Blueprint 2020 continues to be the key driver in the federal government’s on-going pursuit of improving public services for Canadians and renewing the federal public service. The renewal elements include a desire to improve the quality and relevance of its policy advice to government and to improve productivity, efficiency and services.

The five objectives of Blueprint 2020 are broad based and forward looking. In summary they are to promote innovation and networking, empowerment and more efficient work processes, the greater use of technology in the work force, better people management, and the active promotion of public service values and ethics which reinforce the aspirations and values of the millennial generation.

To reinforce the need for reform, the Secretary of the Treasury Board has also been driving a parallel exercise through the articulation of the “key leadership competencies” that are going to be required of employees, at all levels, in the public service in the coming years. Running through all of the expected competencies are four common themes: values and ethics (such as excellence in client service); thinking things through (such as analysis and ideas); engagement (such as sharing information and consultation); and excellence through results (which encompasses efforts to encourage more initiative and collaboration).
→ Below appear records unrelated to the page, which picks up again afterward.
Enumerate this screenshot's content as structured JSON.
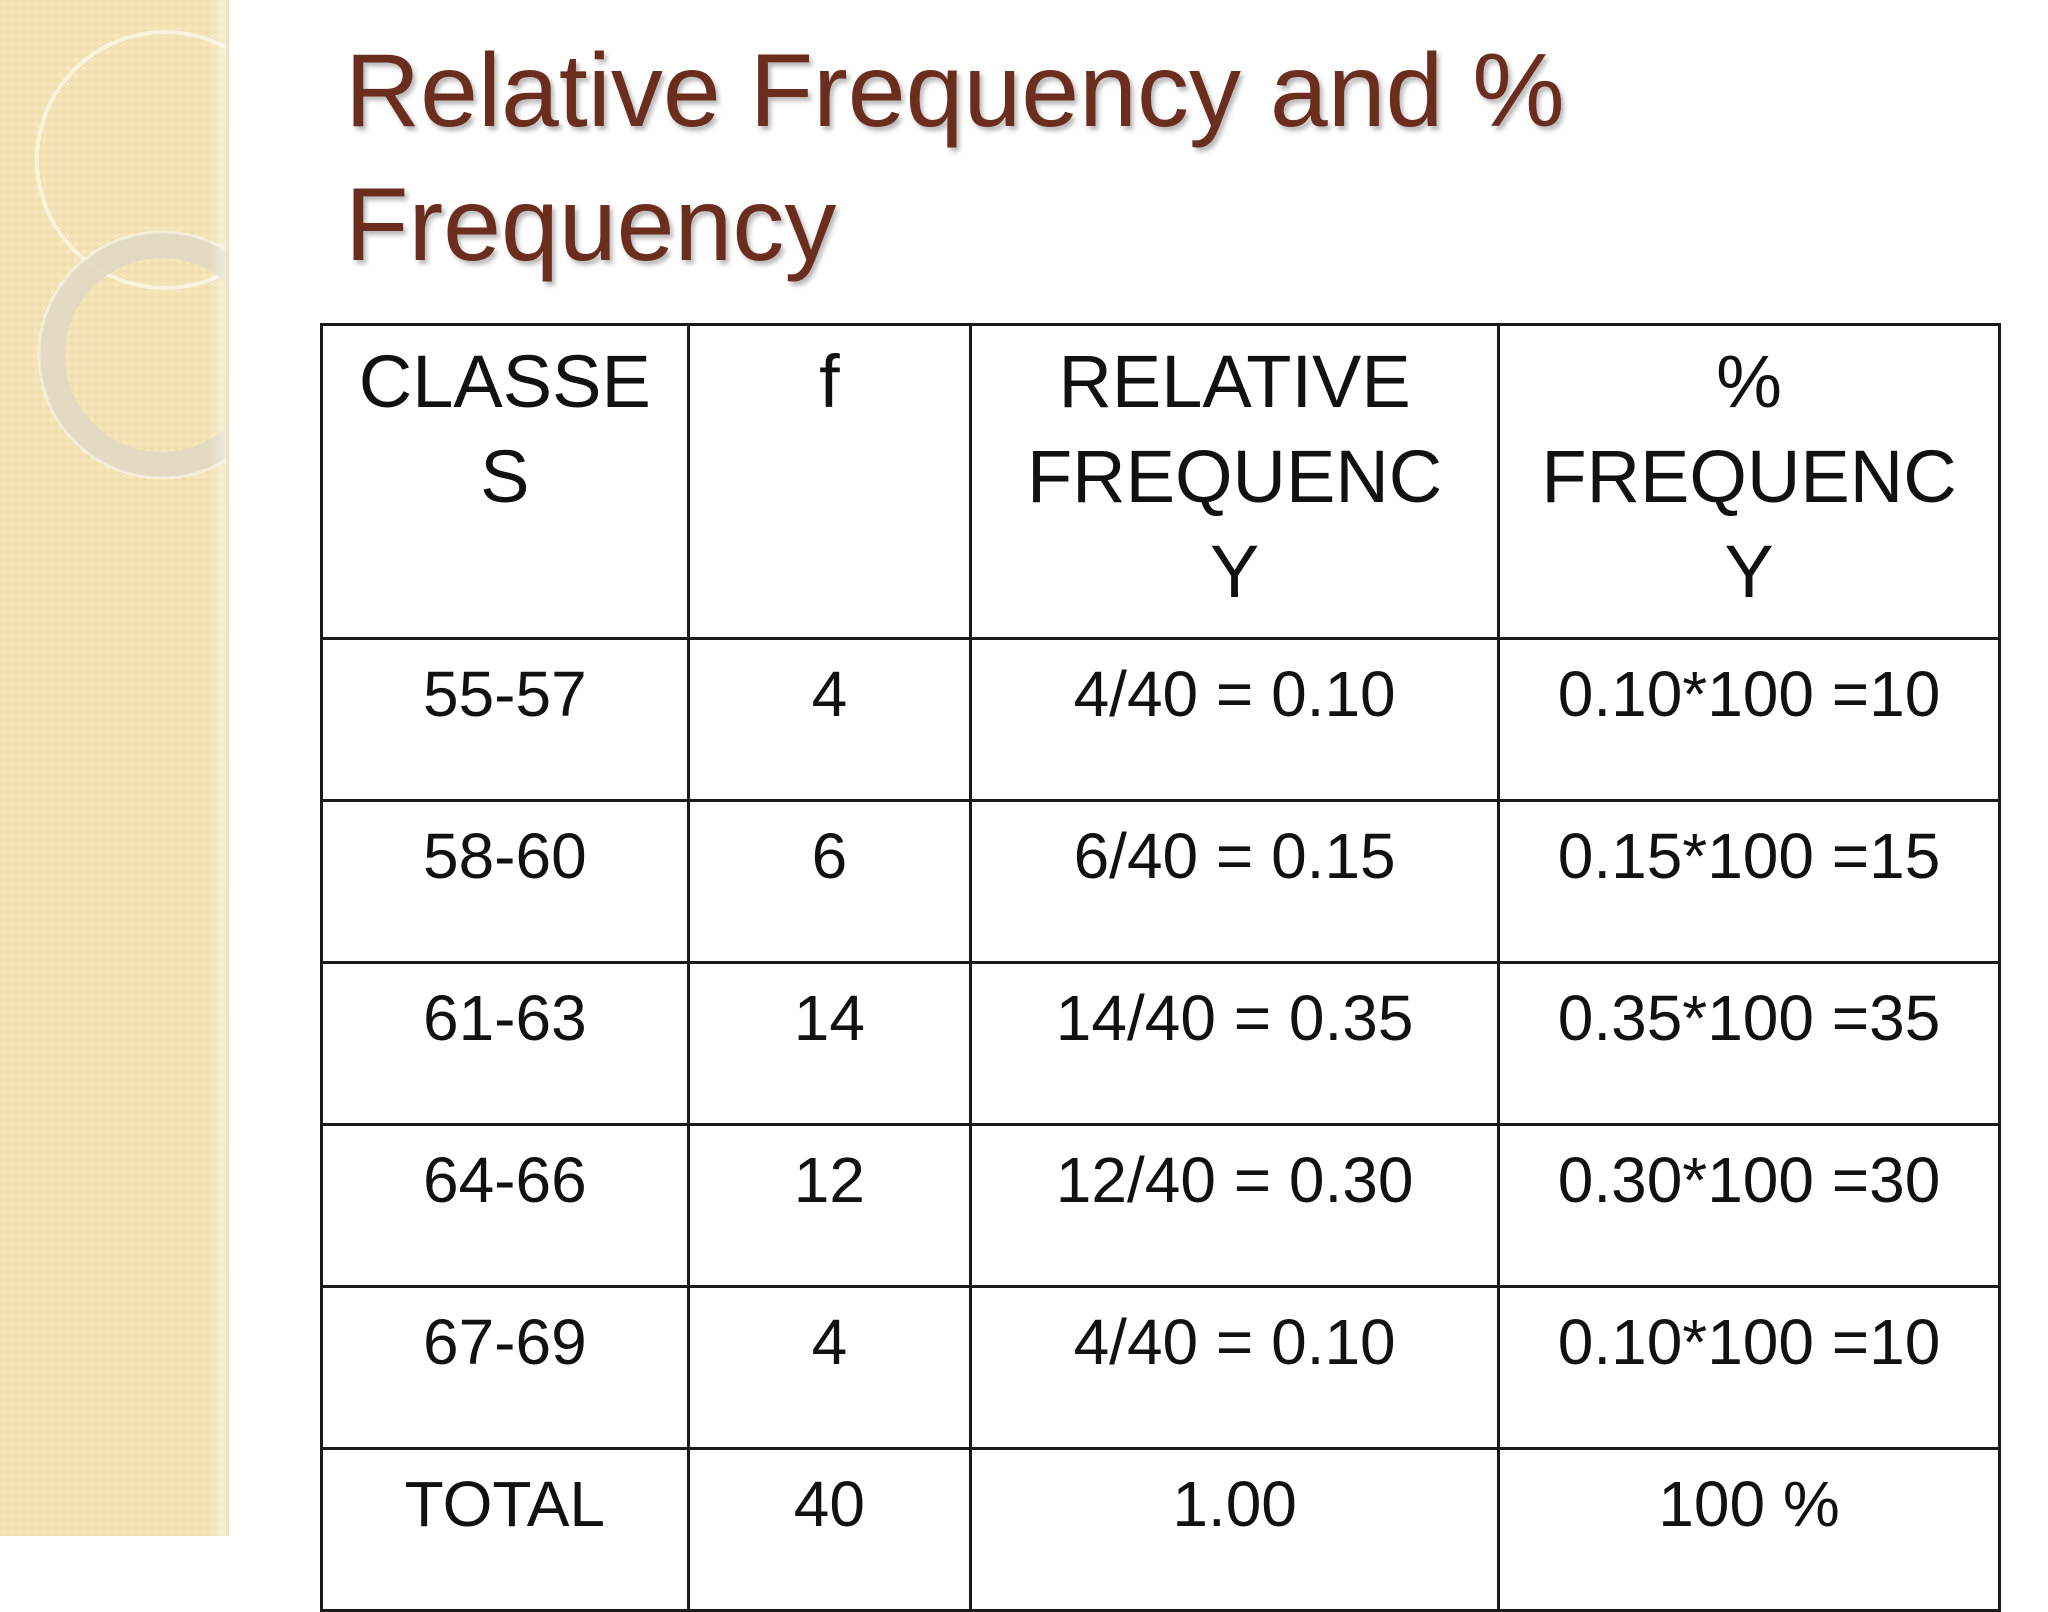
{
  "slide": {
    "title_line1": "Relative Frequency and %",
    "title_line2": "Frequency"
  },
  "table": {
    "headers": {
      "classes_l1": "CLASSE",
      "classes_l2": "S",
      "f": "f",
      "relative_l1": "RELATIVE",
      "relative_l2": "FREQUENC",
      "relative_l3": "Y",
      "percent_l1": "%",
      "percent_l2": "FREQUENC",
      "percent_l3": "Y"
    },
    "rows": [
      {
        "classes": "55-57",
        "f": "4",
        "relative": "4/40 = 0.10",
        "percent": "0.10*100 =10"
      },
      {
        "classes": "58-60",
        "f": "6",
        "relative": "6/40 = 0.15",
        "percent": "0.15*100 =15"
      },
      {
        "classes": "61-63",
        "f": "14",
        "relative": "14/40 = 0.35",
        "percent": "0.35*100 =35"
      },
      {
        "classes": "64-66",
        "f": "12",
        "relative": "12/40 = 0.30",
        "percent": "0.30*100 =30"
      },
      {
        "classes": "67-69",
        "f": "4",
        "relative": "4/40 = 0.10",
        "percent": "0.10*100 =10"
      },
      {
        "classes": "TOTAL",
        "f": "40",
        "relative": "1.00",
        "percent": "100 %"
      }
    ]
  },
  "colors": {
    "title": "#6b2d1e",
    "side_strip": "#f3e2b3",
    "table_border": "#1a1a1a",
    "table_text": "#111111"
  }
}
These far reaching and ambitious objectives are being contested by a number of contextual developments that will challenge the public service’s ability to successfully make the necessary changes in the way it operates and manages its human resources. Failing to capture the significance of these challenges could ultimately undermine the success of the two exercises.

First, over the past decade the federal government has hired more than 110,000 new employees, the vast majority of whom were hired into entry-level jobs. As a consequence of the increase in hiring since 2006, approximately 25 percent of the public service has less than five years of government experience and 60 percent has less than 15 years experience. In effect, it is a very young workforce that is being asked to respond to Blueprint 2020 and the Treasury Board’s key leadership competencies.

Second, the series of recent government personnel and spending cuts have weakened employees’ notions of job security and generally threatened the longstanding principle that a permanent job in government was effectively a career-long appointment.

Third, Canadians are changing their behavioural patterns with regard to accessing government services. More than ever, citizens expect seamless and efficient government services as they experience enhanced levels of service from private sector providers. Their growing expectations are pushing the established boundaries concerning service standards.

Last, and perhaps most significant, young people have different values than earlier generations of new employees and they dramatically differ from their current bosses in terms of work attitudes and career expectations. Most notably, young employees are in constant communications with one another, are less attached to the workforce, have high job mobility, are very demanding of the work world, and demonstrate high levels of so-called egocentric behaviour.

Despite these demographic and situational factors that are making reform more difficult than expected, the Blueprint 2020 initiative is the public service’s best chance to lead the “new” public service in a genuine renewal effort by building on the new employee cohort’s appreciation of information technology and the power of emerging wireless communications technologies.

The challenge for the public service leadership, which includes everyone with managerial responsibilities, is to motivate the recently hired Millennials by doing the following:

• Take advantage of the considerable technical, social media, and communications skills of the new generation of public servants by making the workplace adapt to them, not the other way around. This can be achieved by encouraging the modernized interactions among employees that have been identified in the Treasury Board’s leadership competencies but have been rarely implemented.

• Create a learning environment for staff that will strive to complement employee skills with the values being championed in the competency regimes.

• Identify potential leaders from among the young cohort to provide guidance, develop capacity, evaluate performance, and support their efforts to balance work and other demands.

• Harness the technologies that are currently available through third-party application developers that will enhance the quality of service delivery, coordination and communications among employees, and interdepartmental collaboration.